Kustodian Kekayaan Negara: Pengertian dan Tugas

Tupoksi Kustodian Kekayaan Negara

Kustodian kekayaan negara adalah institusi yang memiliki tugas menangani aktifitas penitipan harta untuk kepentingan negara yang ditetapkan dengan suatu kontrak tertentu.

Kustodian artinya adalah penitipan harta ke bank kustodian dari suatu pihak. Bank Kustodian akan melakukan administrasi harta tadi dengan sebaik-baiknya.

Pengertian Bank Kustodian

Bank kustodian merupakan bank umum yang memperoleh ijin dari regulator dalam hal ini Bapepam (Badan Pengawas Pasar Modal) sebagai kustodian setelah memenuhi berbagai syarat yang ditetapkan. Apabila diterima, Bapepam kemudian memberikan ijin pelaksanaan aktifitas kustodian kepada bank umum tersebut. Bank Kustodian memiliki kewajiban melakukan administrasi, pengawasan dan penjagaan aset reksa dana (safe keeping) sebagai bagian dari kontrak perjanjian dengan negara yang merupakan pihak yang menitipkan aset.

Tugas dan Fungsi Kustodian Kekayaan Negara

Ada bermacam tugas yang harus dilaksanakan bank kustodian terkait kekayaan negara. Umpamanya melakukan administrasi kekayaan reksa berupa sertifikat atau dokumen aset. Kewajiban lainnya yaitu menangani administrasi terkait investor, misalnya mengirimkan surat persetujuan transaksi jual, beli, pengalihan, perhitungan unit hingga pengiriman laporan. Institusi yang menangani kustodian kekayaan negara diharapkan dapat memperkuat perlindungan terhadap kekayaan negara. Bank Kustodian menyimpan sekaligus melindungi sejumlah harta negara.

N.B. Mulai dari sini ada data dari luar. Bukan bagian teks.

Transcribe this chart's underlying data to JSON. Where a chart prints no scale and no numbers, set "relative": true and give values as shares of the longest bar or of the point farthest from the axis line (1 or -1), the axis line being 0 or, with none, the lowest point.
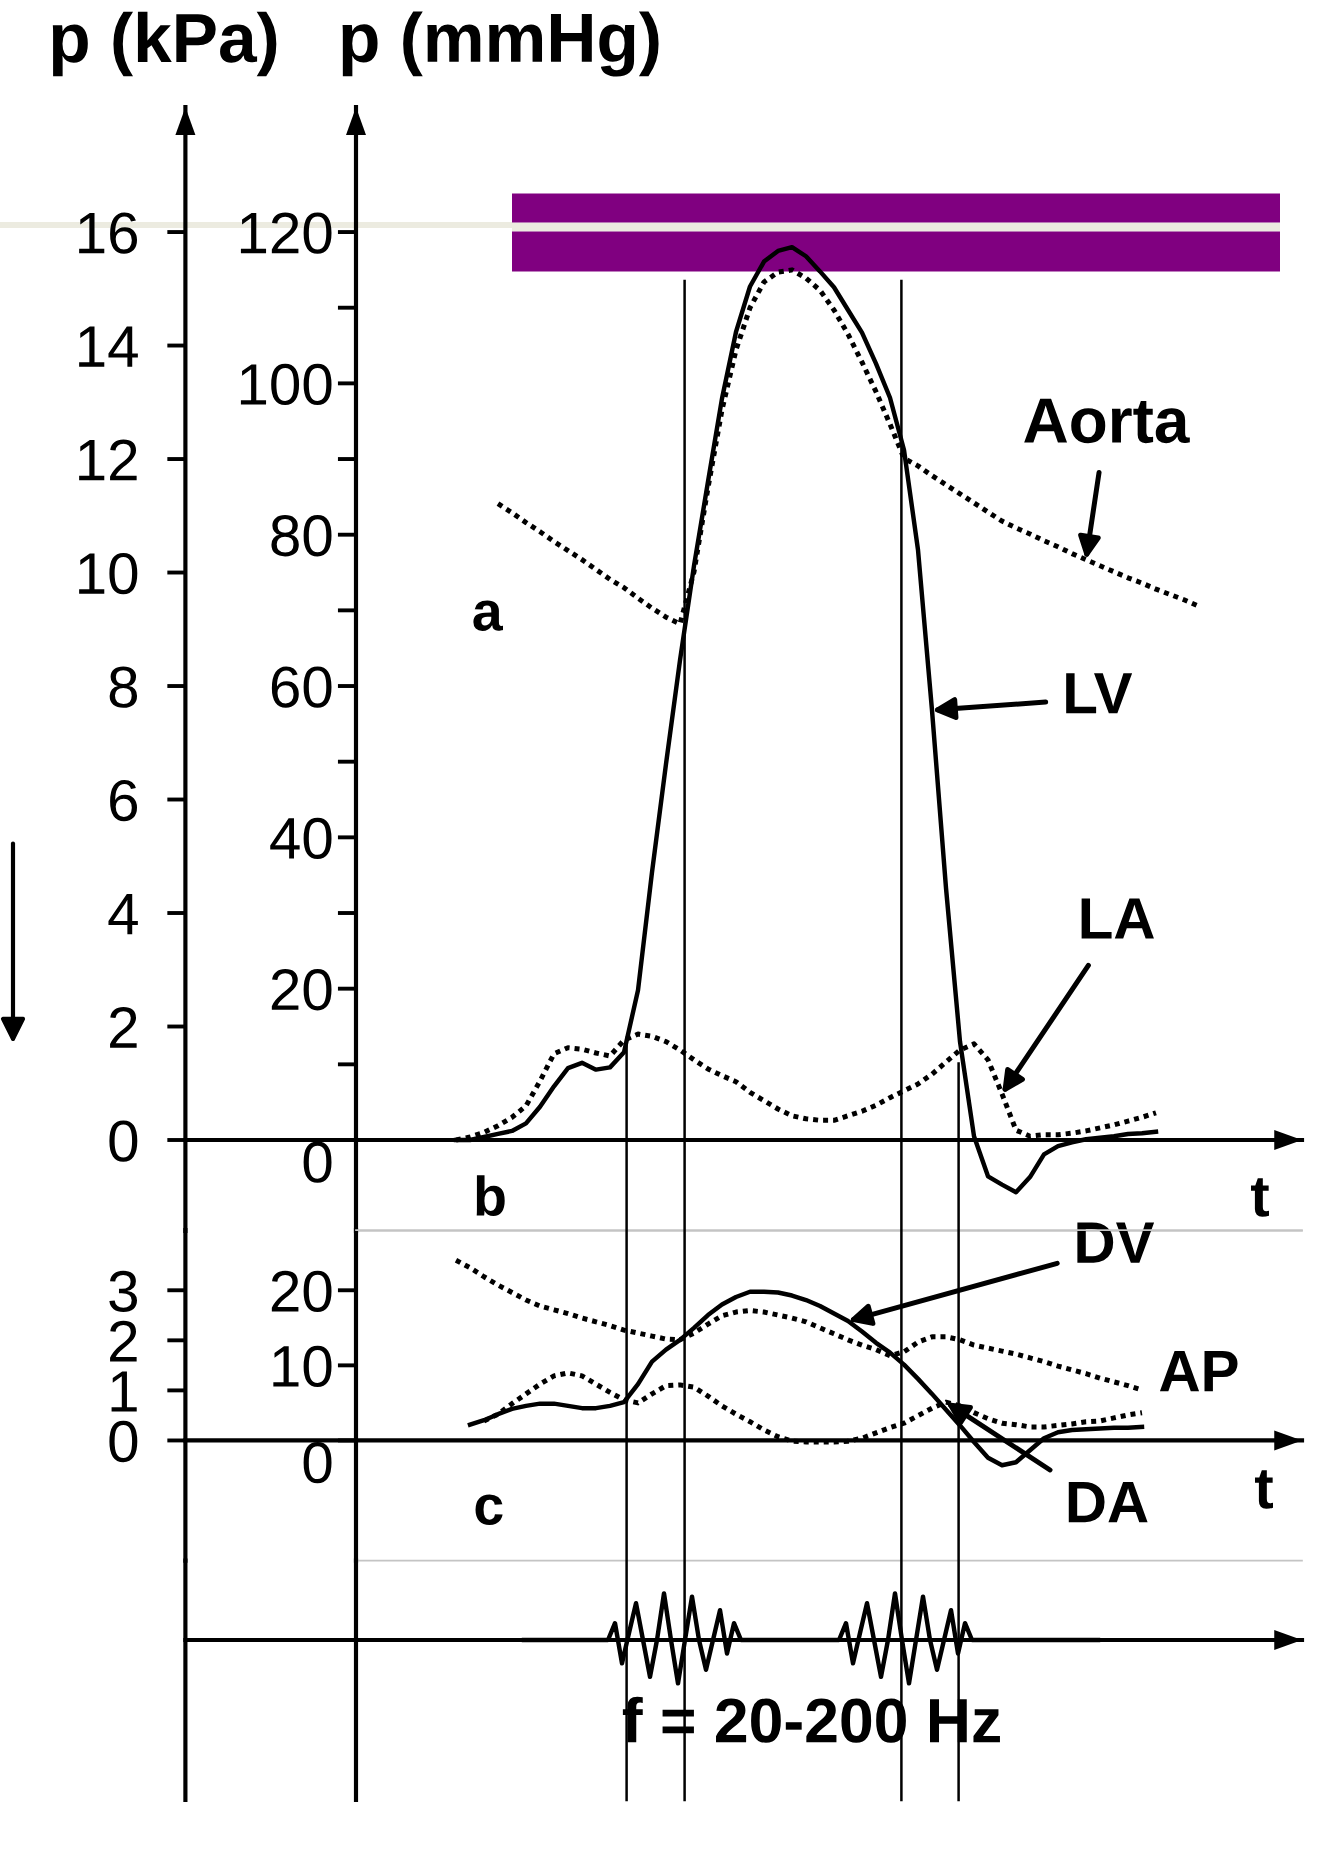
{
  "chart_data": [
    {
      "type": "line",
      "ylabel": "p (mmHg)",
      "y2label": "p (kPa)",
      "xlabel": "t",
      "annotations": [
        "a"
      ],
      "categories": [
        null,
        null,
        null,
        null,
        null,
        null,
        null,
        null,
        null,
        null,
        null,
        null,
        null,
        null,
        null,
        null,
        null,
        null,
        null,
        null,
        null,
        null,
        null,
        null,
        null,
        null,
        null,
        null,
        null,
        null,
        null,
        null,
        null,
        null,
        null,
        null,
        null,
        null,
        null,
        null,
        null,
        null,
        null,
        null,
        null,
        null,
        null,
        null,
        null,
        null,
        null,
        null,
        null,
        null,
        null,
        null
      ],
      "ylim": [
        -12,
        136.5
      ],
      "yticks": [
        0,
        20,
        40,
        60,
        80,
        100,
        120
      ],
      "y2lim": [
        -1.6,
        18.2
      ],
      "y2ticks": [
        0,
        2,
        4,
        6,
        8,
        10,
        12,
        14,
        16
      ],
      "series": [
        {
          "name": "Aorta",
          "color": "#000000",
          "line_style": "dotted",
          "values": [
            null,
            null,
            null,
            84.1,
            82.9,
            81.6,
            80.4,
            79.1,
            77.9,
            76.7,
            75.4,
            74.1,
            73,
            71.6,
            70.3,
            69.1,
            68.2,
            75.1,
            86.2,
            96.5,
            104.4,
            110,
            113.4,
            114.7,
            115,
            113.9,
            112.3,
            109.7,
            106.5,
            102.8,
            98.9,
            94.6,
            90.1,
            89.1,
            87.8,
            86.6,
            85.4,
            84.2,
            83,
            81.8,
            80.9,
            80.1,
            79.2,
            78.4,
            77.5,
            76.7,
            75.9,
            75.1,
            74.3,
            73.6,
            72.8,
            72.1,
            71.4,
            70.6,
            null,
            null
          ]
        },
        {
          "name": "LV",
          "color": "#000000",
          "line_style": "solid",
          "values": [
            0,
            0,
            0.4,
            0.8,
            1.2,
            2.2,
            4.4,
            7.1,
            9.5,
            10.2,
            9.3,
            9.6,
            11.6,
            19.8,
            35.4,
            49.7,
            63.4,
            75.9,
            87,
            98,
            106.8,
            112.8,
            116.1,
            117.5,
            118,
            116.8,
            114.8,
            112.7,
            109.7,
            106.7,
            102.6,
            98.1,
            91.2,
            78,
            56.8,
            33.3,
            13,
            0.5,
            -4.8,
            -5.9,
            -6.9,
            -4.9,
            -1.9,
            -0.8,
            -0.3,
            0.1,
            0.3,
            0.5,
            0.8,
            0.9,
            1.1,
            null,
            null,
            null,
            null,
            null
          ]
        },
        {
          "name": "LA",
          "color": "#000000",
          "line_style": "dotted",
          "values": [
            0,
            0.4,
            1,
            1.9,
            3,
            4.5,
            7.8,
            11.4,
            12.2,
            12,
            11.5,
            11.1,
            13.2,
            14,
            13.7,
            13,
            11.9,
            10.6,
            9.4,
            8.5,
            7.7,
            6.3,
            5.2,
            4.1,
            3.2,
            2.8,
            2.6,
            2.6,
            3.2,
            3.8,
            4.6,
            5.6,
            6.5,
            7.4,
            8.7,
            10.3,
            11.9,
            12.7,
            10.6,
            6.1,
            1.3,
            0.5,
            0.7,
            0.7,
            0.9,
            1.2,
            1.6,
            2,
            2.5,
            3,
            3.6,
            null,
            null,
            null,
            null,
            null
          ]
        }
      ]
    },
    {
      "type": "line",
      "xlabel": "t",
      "annotations": [
        "b"
      ],
      "categories": [
        null,
        null,
        null,
        null,
        null,
        null,
        null,
        null,
        null,
        null,
        null,
        null,
        null,
        null,
        null,
        null,
        null,
        null,
        null,
        null,
        null,
        null,
        null,
        null,
        null,
        null,
        null,
        null,
        null,
        null,
        null,
        null,
        null,
        null,
        null,
        null,
        null,
        null,
        null,
        null,
        null,
        null,
        null,
        null,
        null,
        null,
        null,
        null,
        null,
        null,
        null,
        null,
        null,
        null,
        null,
        null
      ],
      "ylim": [
        -16,
        28
      ],
      "yticks": [
        0,
        10,
        20
      ],
      "y2lim": [
        -2.4,
        4.2
      ],
      "y2ticks": [
        0,
        1,
        2,
        3
      ],
      "series": [
        {
          "name": "DV",
          "color": "#000000",
          "line_style": "solid",
          "values": [
            null,
            2.1,
            2.7,
            3.5,
            4.2,
            4.6,
            4.9,
            4.9,
            4.6,
            4.3,
            4.3,
            4.6,
            5.1,
            7.5,
            10.5,
            12.1,
            13.4,
            15,
            16.7,
            18.1,
            19.1,
            19.8,
            19.8,
            19.7,
            19.3,
            18.7,
            17.9,
            16.9,
            15.9,
            14.5,
            13,
            11.7,
            10.1,
            8.2,
            6.2,
            4.1,
            2,
            -0.2,
            -2.3,
            -3.3,
            -2.9,
            -1.3,
            0.3,
            1.1,
            1.4,
            1.5,
            1.6,
            1.7,
            1.7,
            1.8,
            null,
            null,
            null,
            null,
            null,
            null
          ]
        },
        {
          "name": "AP",
          "color": "#000000",
          "line_style": "dotted",
          "values": [
            24,
            23,
            21.8,
            20.7,
            19.7,
            18.7,
            17.9,
            17.4,
            16.9,
            16.3,
            15.8,
            15.3,
            14.7,
            14.3,
            13.9,
            13.5,
            13.4,
            14.3,
            15.5,
            16.6,
            17.1,
            17.3,
            17.1,
            16.7,
            16.3,
            15.8,
            15,
            14.2,
            13.4,
            12.7,
            12.1,
            11.3,
            11.8,
            13.1,
            13.8,
            13.8,
            13.4,
            12.7,
            12.3,
            11.9,
            11.5,
            11,
            10.5,
            9.9,
            9.4,
            8.9,
            8.3,
            7.8,
            7.3,
            6.7,
            null,
            null,
            null,
            null,
            null,
            null
          ]
        },
        {
          "name": "DA",
          "color": "#000000",
          "line_style": "dotted",
          "values": [
            null,
            null,
            2.6,
            3.5,
            4.9,
            6.2,
            7.5,
            8.6,
            9,
            8.6,
            7.5,
            6.4,
            5.4,
            5,
            6.2,
            7.3,
            7.4,
            7.1,
            5.9,
            4.6,
            3.5,
            2.5,
            1.4,
            0.5,
            -0.1,
            -0.2,
            -0.2,
            -0.2,
            -0.1,
            0.3,
            1,
            1.7,
            2.3,
            3.3,
            4.3,
            5.1,
            4.6,
            3.7,
            2.9,
            2.3,
            2.1,
            1.8,
            1.8,
            2,
            2.2,
            2.5,
            2.6,
            3,
            3.4,
            3.7,
            null,
            null,
            null,
            null,
            null,
            null
          ]
        }
      ]
    },
    {
      "type": "line",
      "relative": true,
      "annotations": [
        "c",
        "f = 20-200 Hz"
      ],
      "categories": [
        null,
        null,
        null,
        null,
        null,
        null,
        null,
        null,
        null,
        null,
        null,
        null,
        null,
        null,
        null,
        null,
        null,
        null,
        null,
        null,
        null,
        null,
        null,
        null,
        null,
        null,
        null,
        null,
        null,
        null,
        null,
        null,
        null,
        null,
        null,
        null,
        null,
        null,
        null,
        null,
        null,
        null,
        null,
        null,
        null,
        null,
        null,
        null,
        null,
        null,
        null,
        null,
        null,
        null,
        null,
        null,
        null,
        null,
        null,
        null,
        null,
        null,
        null,
        null,
        null,
        null,
        null,
        null,
        null,
        null,
        null,
        null,
        null,
        null,
        null,
        null,
        null,
        null,
        null,
        null,
        null,
        null,
        null
      ],
      "series": [
        {
          "color": "#000000",
          "line_style": "solid",
          "values": [
            0,
            0,
            0,
            0,
            0,
            0,
            0,
            0,
            0,
            0,
            0,
            0,
            0,
            0.36,
            -0.5,
            0.15,
            0.79,
            0,
            -0.79,
            0,
            1,
            0,
            -0.93,
            0,
            0.93,
            0,
            -0.64,
            0,
            0.64,
            -0.29,
            0.36,
            0,
            0,
            0,
            0,
            0,
            0,
            0,
            0,
            0,
            0,
            0,
            0,
            0,
            0,
            0,
            0.36,
            -0.5,
            0.15,
            0.79,
            0,
            -0.79,
            0,
            1,
            0,
            -0.93,
            0,
            0.93,
            0,
            -0.64,
            0,
            0.64,
            -0.29,
            0.36,
            0,
            0,
            0,
            0,
            0,
            0,
            0,
            0,
            0,
            0,
            0,
            0,
            0,
            0,
            0,
            0,
            0,
            0,
            0
          ]
        }
      ]
    }
  ]
}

Bank Kustodian pun digunakan untuk menyimpan instrumen investasi yang dimiliki investor. Sementara manajer investasi cuma berhak mengelola dana berbentuk tunai atau instrumen investasi yang semuanya itu lalu disimpan di bank kustodian untuk perlindungan dan keamanan aset. Aktivitas administrasi yang dikerjakan terhadap aset yang diserahkan manajer investasi seperti mencatat jual beli saham, mengirimkan surat konfirmasi dari jual beli yang dilakukan, perpindahan, menagih hasil penjualan, menampung dividen, perhitungan unit, pencairan deposito sampai mengirimkan laporan bulanan.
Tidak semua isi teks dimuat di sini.